There's a more full explanation of what and why for flexdll here: https://github.com/alainfrisch/flexdll/blob/master/README.md. I believe it's not unrelated to some of the black magic going on in Cygwin's autoload.cc, but without (at least at the moment), quite as much self-modifying code.
FlexDLL is "solving" the problem of allowing a dynamically loaded library to refer to symbols in the main application (or in previously dynamically loaded libraries, without loading them a second time, as the Windows loader I believe does). FlexDLL does this by deferring COFF relocations to runtime and it achieves that by sitting in front of both the linker when the DLL is constructed and also an application's main (or dllmain). For normal linking, since PE limits code size to 2GB, there is no need for a RELOC_REL64 relocation type. However, because we're actually resolving the symbols dynamically, on 64-bit the DLL may have been loaded too far from the executable (or other DLL) image it's resolving to (for actual Windows resolution to DLL symbols, you'd be using the stub code generated either by the linker or by __declspec(dllimport), which would similarly be guaranteed to be within the range of RELOC_REL32 because the stub itself is static).
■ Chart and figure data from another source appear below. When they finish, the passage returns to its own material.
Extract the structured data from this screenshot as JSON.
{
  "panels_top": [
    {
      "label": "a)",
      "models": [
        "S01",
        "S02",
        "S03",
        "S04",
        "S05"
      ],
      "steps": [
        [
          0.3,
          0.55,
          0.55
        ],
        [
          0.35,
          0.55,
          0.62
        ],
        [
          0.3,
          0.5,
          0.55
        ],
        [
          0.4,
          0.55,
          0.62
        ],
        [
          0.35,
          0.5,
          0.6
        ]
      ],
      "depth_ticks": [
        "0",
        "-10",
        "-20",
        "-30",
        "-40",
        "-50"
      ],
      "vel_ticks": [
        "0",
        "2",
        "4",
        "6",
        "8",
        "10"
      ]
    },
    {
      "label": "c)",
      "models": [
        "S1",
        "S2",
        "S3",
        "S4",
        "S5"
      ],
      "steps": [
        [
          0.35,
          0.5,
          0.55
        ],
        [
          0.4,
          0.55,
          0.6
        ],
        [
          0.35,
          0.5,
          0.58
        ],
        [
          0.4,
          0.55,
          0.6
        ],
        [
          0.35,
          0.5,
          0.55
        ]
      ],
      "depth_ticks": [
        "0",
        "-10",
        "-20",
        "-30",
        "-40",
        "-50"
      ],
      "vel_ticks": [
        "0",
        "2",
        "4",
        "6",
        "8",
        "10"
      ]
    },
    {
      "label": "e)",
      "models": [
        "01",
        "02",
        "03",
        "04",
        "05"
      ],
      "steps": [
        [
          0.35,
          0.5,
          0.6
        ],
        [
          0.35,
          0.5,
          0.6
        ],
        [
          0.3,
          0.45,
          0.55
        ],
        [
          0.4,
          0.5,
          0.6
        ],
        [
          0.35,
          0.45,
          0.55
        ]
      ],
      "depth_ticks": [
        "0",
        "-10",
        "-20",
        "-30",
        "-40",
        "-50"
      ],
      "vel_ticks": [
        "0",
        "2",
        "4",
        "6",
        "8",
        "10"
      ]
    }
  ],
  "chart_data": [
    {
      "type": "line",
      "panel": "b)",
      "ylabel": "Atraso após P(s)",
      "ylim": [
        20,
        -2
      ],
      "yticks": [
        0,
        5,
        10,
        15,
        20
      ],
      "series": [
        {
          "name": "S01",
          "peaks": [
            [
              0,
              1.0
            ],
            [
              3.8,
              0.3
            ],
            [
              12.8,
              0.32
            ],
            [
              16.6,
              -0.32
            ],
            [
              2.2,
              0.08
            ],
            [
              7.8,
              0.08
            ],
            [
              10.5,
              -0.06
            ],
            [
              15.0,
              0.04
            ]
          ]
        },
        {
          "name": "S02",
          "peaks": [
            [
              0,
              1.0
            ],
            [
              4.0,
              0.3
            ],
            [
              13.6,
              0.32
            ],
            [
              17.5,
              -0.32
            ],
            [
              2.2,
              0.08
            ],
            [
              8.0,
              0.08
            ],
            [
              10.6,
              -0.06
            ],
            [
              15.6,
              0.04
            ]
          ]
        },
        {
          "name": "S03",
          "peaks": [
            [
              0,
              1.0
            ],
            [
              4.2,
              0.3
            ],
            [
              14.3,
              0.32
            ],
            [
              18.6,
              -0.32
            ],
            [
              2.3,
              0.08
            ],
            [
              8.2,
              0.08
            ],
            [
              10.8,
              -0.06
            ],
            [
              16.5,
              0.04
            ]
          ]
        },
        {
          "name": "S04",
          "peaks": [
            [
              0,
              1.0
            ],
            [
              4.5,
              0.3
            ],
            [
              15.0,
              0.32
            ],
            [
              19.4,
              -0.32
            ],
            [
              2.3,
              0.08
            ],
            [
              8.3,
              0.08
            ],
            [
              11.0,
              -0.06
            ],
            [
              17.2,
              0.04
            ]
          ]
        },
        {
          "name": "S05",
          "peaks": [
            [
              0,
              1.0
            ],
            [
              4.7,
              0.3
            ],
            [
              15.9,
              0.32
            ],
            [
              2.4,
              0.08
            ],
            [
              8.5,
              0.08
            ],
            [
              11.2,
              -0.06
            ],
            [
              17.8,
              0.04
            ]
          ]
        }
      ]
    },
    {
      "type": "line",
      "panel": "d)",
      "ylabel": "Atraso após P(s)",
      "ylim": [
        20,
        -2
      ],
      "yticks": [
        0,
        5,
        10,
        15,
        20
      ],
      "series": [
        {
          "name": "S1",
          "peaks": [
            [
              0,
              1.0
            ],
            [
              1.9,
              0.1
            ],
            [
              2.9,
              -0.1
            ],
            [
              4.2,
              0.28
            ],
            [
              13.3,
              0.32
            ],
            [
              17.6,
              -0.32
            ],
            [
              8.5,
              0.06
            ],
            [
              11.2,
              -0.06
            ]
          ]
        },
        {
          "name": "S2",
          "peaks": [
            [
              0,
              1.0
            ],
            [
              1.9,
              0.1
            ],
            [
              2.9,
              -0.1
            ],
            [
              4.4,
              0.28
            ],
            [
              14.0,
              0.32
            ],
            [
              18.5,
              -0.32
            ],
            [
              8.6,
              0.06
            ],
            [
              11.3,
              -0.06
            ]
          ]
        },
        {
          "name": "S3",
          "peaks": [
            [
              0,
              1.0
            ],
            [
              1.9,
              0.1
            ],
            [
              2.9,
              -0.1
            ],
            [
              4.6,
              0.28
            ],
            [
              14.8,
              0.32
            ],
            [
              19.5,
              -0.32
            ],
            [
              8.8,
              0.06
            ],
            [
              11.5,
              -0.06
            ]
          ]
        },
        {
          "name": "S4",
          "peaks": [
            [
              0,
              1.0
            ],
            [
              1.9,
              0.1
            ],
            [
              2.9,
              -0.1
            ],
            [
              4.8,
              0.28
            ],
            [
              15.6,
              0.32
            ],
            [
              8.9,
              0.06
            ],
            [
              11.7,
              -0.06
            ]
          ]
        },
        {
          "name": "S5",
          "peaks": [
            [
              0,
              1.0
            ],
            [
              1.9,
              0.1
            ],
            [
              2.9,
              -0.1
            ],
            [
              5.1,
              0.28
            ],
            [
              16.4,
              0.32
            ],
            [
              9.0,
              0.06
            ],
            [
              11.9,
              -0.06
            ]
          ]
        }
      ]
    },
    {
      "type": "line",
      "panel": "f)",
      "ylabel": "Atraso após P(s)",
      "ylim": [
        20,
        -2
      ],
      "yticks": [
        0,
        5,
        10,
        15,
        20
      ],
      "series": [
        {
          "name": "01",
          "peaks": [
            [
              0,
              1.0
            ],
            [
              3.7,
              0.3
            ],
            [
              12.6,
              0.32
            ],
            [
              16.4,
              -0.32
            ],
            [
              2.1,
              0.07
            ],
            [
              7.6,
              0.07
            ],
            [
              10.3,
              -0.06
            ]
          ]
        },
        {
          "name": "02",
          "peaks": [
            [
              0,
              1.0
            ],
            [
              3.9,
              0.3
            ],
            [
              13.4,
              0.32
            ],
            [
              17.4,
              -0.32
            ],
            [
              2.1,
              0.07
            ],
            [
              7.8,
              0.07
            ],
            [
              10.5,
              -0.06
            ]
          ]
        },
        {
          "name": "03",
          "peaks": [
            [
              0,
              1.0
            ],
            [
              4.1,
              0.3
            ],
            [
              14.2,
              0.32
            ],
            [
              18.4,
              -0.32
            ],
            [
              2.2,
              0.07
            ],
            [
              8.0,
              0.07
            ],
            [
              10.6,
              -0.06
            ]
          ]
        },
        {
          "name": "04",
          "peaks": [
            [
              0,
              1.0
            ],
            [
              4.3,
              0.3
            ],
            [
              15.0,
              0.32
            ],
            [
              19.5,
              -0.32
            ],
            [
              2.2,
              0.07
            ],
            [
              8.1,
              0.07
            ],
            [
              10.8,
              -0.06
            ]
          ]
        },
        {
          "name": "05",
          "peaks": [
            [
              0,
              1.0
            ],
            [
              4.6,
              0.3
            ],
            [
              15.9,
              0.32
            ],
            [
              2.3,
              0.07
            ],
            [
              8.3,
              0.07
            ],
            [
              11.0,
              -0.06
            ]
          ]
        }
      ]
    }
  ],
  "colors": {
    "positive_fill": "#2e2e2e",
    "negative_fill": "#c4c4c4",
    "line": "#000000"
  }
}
When this was originally encountered for 64-bit MSVC (this was all added before Cygwin64 existed), the solution at the time was to keep the preferred base addresses low, but in reality what's really required is that everything is within a 2GB window somewhere in the address space.
I guess one can argue over whether that's a bug or a limitation, but the problem we face is that we can engineer it so that our DLLs and executables are within a 2GB range (having looked again at this in even more detail, we could just as readily do this with addresses > 0x200000000), but we still run the risk of rebase messing up the DLLs.
However, we'll scratch our heads some more on possible alternative solutions, since having a flag for DLLs which says "keep us within a 2GB range somewhere" sounds even more less likely to get merged than my previous suggestion.